Depuis plusieurs années, la Convention Collective Nationale 66 encadre les rémunérations dans le secteur social et médico-social. L’année 2025 marque une étape importante avec une augmentation notable de la valeur du point, qui constitue la base du calcul des salaires. Cette évolution suscite de nombreuses discussions parmi les salariés, soucieux de comprendre ses véritables implications sur leur pouvoir d’achat et leur carrière. Quelles transformations cette revalorisation induit-elle concrètement dans leur quotidien professionnel ?
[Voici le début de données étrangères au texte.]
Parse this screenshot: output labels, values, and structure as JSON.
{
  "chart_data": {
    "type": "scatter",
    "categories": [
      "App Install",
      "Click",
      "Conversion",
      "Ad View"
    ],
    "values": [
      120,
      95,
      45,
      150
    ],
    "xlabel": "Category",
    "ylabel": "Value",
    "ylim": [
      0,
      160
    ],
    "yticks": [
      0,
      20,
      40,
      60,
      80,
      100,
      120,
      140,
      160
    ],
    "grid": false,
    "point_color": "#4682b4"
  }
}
L’augmentation de la valeur du point Convention 66 : un impact palpable sur les salaires des professionnels

La valeur du point est au cœur du système de rémunération dans la Convention Collective Nationale 66. En 2025, elle est portée à 3,93 euros pour les établissements adhérents à Nexem, contre 3,82 euros pour les autres. Ce changement, bien qu’à première vue modeste, a des répercussions concrètes sur la paye des salariés. Chaque poste est associé à un coefficient correspondant à un niveau de responsabilité et d’ancienneté. Le salaire indiciaire brut est le résultat du coefficient multiplié par cette valeur du point.
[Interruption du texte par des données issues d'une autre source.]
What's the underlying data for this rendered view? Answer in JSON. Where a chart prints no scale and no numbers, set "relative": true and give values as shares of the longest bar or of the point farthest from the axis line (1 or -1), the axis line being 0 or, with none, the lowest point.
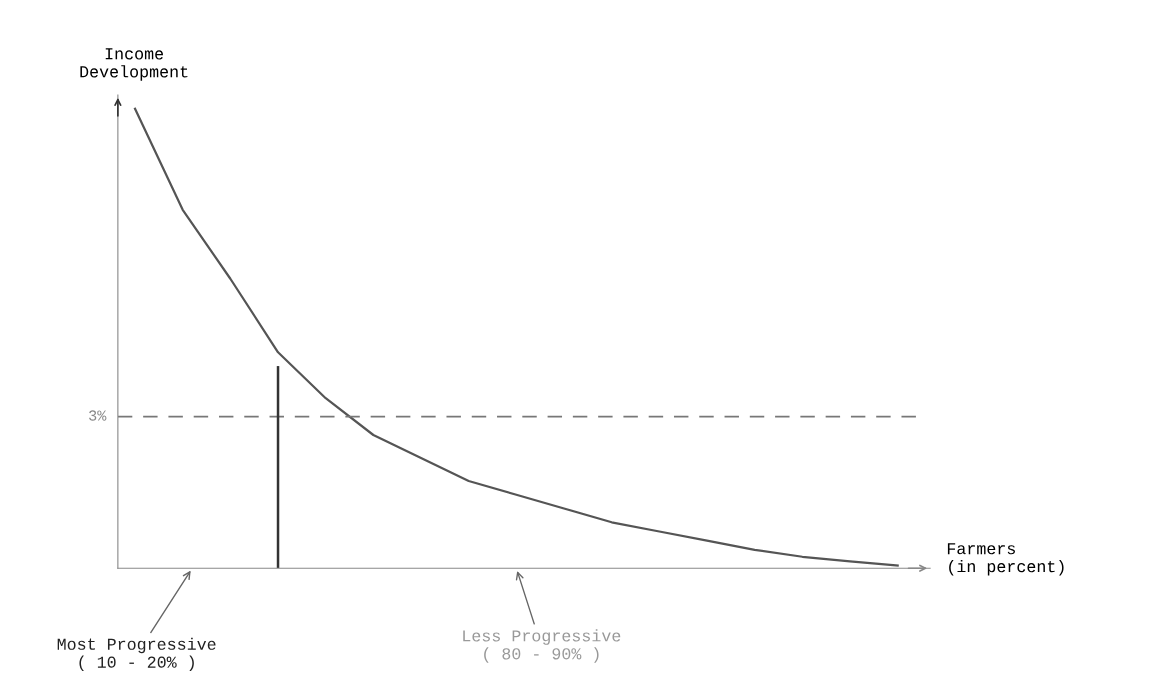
{
  "chart_data": {
    "type": "line",
    "relative": true,
    "xlabel": "Farmers\n(in percent)",
    "ylabel": "Income\nDevelopment",
    "categories": [
      null,
      null,
      null,
      null,
      null,
      null,
      null,
      null,
      null,
      null,
      null,
      null,
      null,
      null,
      null,
      null,
      null
    ],
    "series": [
      {
        "color": "#555555",
        "values": [
          1.0,
          0.78,
          0.63,
          0.47,
          0.37,
          0.29,
          0.24,
          0.19,
          0.16,
          0.13,
          0.1,
          0.08,
          0.06,
          0.04,
          0.025,
          0.015,
          0.006
        ]
      }
    ],
    "ref_lines": [
      {
        "axis": "y",
        "value": 0.33,
        "color": "#777777",
        "line_style": "dashed"
      }
    ],
    "annotations": [
      "Most Progressive\n( 10 - 20% )",
      "Less Progressive\n( 80 - 90% )",
      "3%"
    ],
    "legend": false,
    "marker": "none",
    "line_style": "solid"
  }
}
À titre d’exemple, un éducateur spécialisé avec un coefficient de 635 verra son salaire brut passer de 2424 euros à environ 2496 euros, avant prise en compte des primes éventuelles. Il en résulte une progression linéaire et transparente. Cette hausse touche toutes les catégories, depuis les aides-éducateurs débutants jusqu’aux cadres supérieurs. Ainsi, un agent au coefficient 390 bénéficiera d’une augmentation d’environ 47 euros brut par mois, et un chef de service expérimenté (coefficient 750) gagnera près de 83 euros supplémentaires.

Cette progression ne se limite pas à un simple ajustement automatique. Elle reflète aussi un effort de reconnaissance, loin d’être négligeable, au regard des tensions que traversent les métiers du secteur. Dans un contexte où la fidélisation du personnel est primordiale, cette revalorisation constitue un levier important pour améliorer l’attractivité des professions sociales et médico-sociales.

Les négociations derrière la revalorisation du point en 2025 : dialogue social et rôle des acteurs

La hausse de la valeur du point n’est pas décidée unilatéralement. Elle résulte d’un dialogue social soutenu entre les partenaires, dont la complexité reflète les enjeux économiques et sociaux du secteur. La crise du recrutement accentue la nécessité d’une revalorisation, mais les établissements restent soumis à des contraintes budgétaires étroites, notamment en raison des financements publics.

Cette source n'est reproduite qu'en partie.